O setor já deu um salto: a MB92, também proprietária de um estaleiro menor em La Ciotat, na França, anunciou um lucro de 191 milhões de euros (cerca de US$ 215 milhões) em 2021. Em 2019, esse valor foi de 150 milhões de euros.
Mesmo que um superiate seja uma demonstração excessiva de riqueza, os proprietários esperam sigilo dos funcionários em relação à sua fortuna e a seu paradeiro. Quando perguntado sobre o destino do Sea Rhapsody depois de pronto, o diretor comercial da MB92, Henk Dreijer, deu de ombros, sugerindo que seria “para o Caribe, mas também podem ser as Seychelles ou qualquer outro lugar. Trabalhamos para pessoas que preferem a discrição”.
Críticas
Em Barcelona, administrada por um governo esquerdista, nem todo mundo aprova a presença dos bilionários e seus megabarcos, cujas marinas normalmente são isoladas do resto da orla.
— Recebemos aqui as pessoas mais ricas do planeta, que não gastam um centavo nos bairros locais, preferem ficar nos iates que levam a bandeira de um paraíso fiscal qualquer e contratam tripulantes que não são daqui. Além disso, permitimos que empresas particulares de origens bem obscuras lucrem com terras públicas e, de quebra, ainda impeçam o acesso a uma área portuária que toda a população deveria desfrutar — dispara Gala Pin, vereadora pela cidade desde 2019.
Há 10 anos, ao lado de outros moradores, Gala Pin participou de manifestações em protesto contra o projeto inicial da construção de Port Vell, marina de propriedade particular para iates de luxo, mas hoje admite que o setor está firmemente estabelecido na cidade. Enquanto isso, a frota pesqueira local fica espremida em um espaço minúsculo, entre o estaleiro da MB92 e a marina dos superiates.
Port Vell está passando por uma reforma ampla para se tornar a maior marina para esses megabarcos do Mediterrâneo. É de propriedade da QInvest, firma de investimento do Catar, e de um grupo de investidores liderado por Vagit Alekperov, presidente da empresa petrolífera russa Lukoil — que também é sócio de um fundo administrado pela Squircle Capital, empresa de capital de risco com sede em Luxemburgo. Em 2019, a firma adquiriu a maioria das ações da operadora MB92.

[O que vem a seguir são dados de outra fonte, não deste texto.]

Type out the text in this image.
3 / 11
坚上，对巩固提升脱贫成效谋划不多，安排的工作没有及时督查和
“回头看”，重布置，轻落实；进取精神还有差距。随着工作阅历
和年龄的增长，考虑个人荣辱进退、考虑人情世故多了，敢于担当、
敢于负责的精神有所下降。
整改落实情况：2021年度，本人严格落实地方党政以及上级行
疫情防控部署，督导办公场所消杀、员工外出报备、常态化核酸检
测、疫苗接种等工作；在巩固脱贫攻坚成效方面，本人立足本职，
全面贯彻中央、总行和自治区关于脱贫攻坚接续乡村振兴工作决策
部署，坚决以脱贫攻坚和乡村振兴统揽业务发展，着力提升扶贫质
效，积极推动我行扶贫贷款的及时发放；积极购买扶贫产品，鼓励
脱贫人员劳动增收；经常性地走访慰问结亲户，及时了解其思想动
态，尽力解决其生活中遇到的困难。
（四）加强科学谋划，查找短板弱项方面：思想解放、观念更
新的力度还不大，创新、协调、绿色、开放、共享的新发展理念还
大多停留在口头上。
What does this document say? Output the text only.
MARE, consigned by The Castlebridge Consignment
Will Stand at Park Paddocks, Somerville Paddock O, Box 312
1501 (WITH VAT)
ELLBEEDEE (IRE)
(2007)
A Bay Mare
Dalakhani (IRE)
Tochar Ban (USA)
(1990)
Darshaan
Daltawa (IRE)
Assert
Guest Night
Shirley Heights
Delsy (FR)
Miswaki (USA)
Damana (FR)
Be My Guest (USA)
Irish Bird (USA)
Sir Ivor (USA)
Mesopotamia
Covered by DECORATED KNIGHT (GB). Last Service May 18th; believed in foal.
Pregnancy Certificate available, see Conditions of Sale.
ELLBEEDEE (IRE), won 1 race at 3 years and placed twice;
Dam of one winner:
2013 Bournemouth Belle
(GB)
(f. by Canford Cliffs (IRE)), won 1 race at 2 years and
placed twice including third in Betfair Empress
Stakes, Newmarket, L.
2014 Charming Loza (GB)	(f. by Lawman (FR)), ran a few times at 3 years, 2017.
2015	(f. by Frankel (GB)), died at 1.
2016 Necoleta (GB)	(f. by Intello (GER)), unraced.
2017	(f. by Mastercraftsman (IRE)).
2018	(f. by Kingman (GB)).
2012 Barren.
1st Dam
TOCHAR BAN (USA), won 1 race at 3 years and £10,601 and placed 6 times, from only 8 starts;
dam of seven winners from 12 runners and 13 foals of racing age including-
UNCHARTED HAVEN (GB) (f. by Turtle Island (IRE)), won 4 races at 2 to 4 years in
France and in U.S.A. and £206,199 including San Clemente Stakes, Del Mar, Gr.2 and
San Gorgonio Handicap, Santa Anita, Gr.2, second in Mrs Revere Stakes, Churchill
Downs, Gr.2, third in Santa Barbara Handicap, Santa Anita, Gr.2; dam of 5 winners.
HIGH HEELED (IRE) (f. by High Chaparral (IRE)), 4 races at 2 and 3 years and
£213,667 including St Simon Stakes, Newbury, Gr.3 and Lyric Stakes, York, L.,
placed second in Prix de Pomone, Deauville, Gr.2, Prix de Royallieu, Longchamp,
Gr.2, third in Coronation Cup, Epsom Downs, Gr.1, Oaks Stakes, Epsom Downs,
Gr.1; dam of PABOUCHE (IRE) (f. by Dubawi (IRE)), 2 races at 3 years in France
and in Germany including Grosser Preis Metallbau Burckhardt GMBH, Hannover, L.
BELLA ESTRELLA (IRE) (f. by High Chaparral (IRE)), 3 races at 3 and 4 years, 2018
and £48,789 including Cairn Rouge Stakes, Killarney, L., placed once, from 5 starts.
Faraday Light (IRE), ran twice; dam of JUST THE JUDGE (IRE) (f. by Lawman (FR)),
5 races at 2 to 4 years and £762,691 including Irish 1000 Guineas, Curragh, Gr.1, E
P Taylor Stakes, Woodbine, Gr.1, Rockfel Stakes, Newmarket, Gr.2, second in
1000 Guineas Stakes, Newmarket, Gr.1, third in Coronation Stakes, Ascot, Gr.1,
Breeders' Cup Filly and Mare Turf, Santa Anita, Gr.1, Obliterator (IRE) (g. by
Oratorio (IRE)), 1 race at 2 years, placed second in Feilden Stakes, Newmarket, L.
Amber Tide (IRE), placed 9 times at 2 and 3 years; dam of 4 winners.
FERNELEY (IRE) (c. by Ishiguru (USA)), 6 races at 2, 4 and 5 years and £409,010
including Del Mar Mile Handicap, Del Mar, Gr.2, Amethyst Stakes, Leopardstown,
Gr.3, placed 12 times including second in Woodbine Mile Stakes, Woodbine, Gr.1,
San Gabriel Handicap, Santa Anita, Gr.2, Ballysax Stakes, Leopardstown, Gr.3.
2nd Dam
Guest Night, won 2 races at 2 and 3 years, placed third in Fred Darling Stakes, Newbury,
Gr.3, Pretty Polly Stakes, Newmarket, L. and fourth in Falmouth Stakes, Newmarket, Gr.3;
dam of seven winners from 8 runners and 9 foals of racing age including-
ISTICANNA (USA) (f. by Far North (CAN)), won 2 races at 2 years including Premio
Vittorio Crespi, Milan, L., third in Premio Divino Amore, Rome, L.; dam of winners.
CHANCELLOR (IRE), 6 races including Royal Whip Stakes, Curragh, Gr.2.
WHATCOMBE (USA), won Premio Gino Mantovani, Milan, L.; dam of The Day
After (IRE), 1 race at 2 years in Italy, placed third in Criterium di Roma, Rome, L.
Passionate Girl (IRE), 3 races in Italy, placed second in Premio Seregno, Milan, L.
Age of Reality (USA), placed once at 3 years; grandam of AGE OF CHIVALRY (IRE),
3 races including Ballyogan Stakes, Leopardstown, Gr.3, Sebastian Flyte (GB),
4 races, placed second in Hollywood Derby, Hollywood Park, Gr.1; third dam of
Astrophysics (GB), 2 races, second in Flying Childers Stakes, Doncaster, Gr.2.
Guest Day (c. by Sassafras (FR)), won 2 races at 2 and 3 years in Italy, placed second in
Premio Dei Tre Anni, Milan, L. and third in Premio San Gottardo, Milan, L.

— Mesmo que os donos passem pouco tempo em Barcelona, os maiores iates têm várias dúzias de tripulantes que passam bastante tempo aqui. São pessoas com um salário maior do que a média local, um dinheiro que não gastam a bordo. Segundo o estudo que a PwC fez para nossa empresa, a Port Vell contribui com 30 milhões de euros por ano na economia de Barcelona — diz Ignacio Erroz, diretor-geral da Port Vell.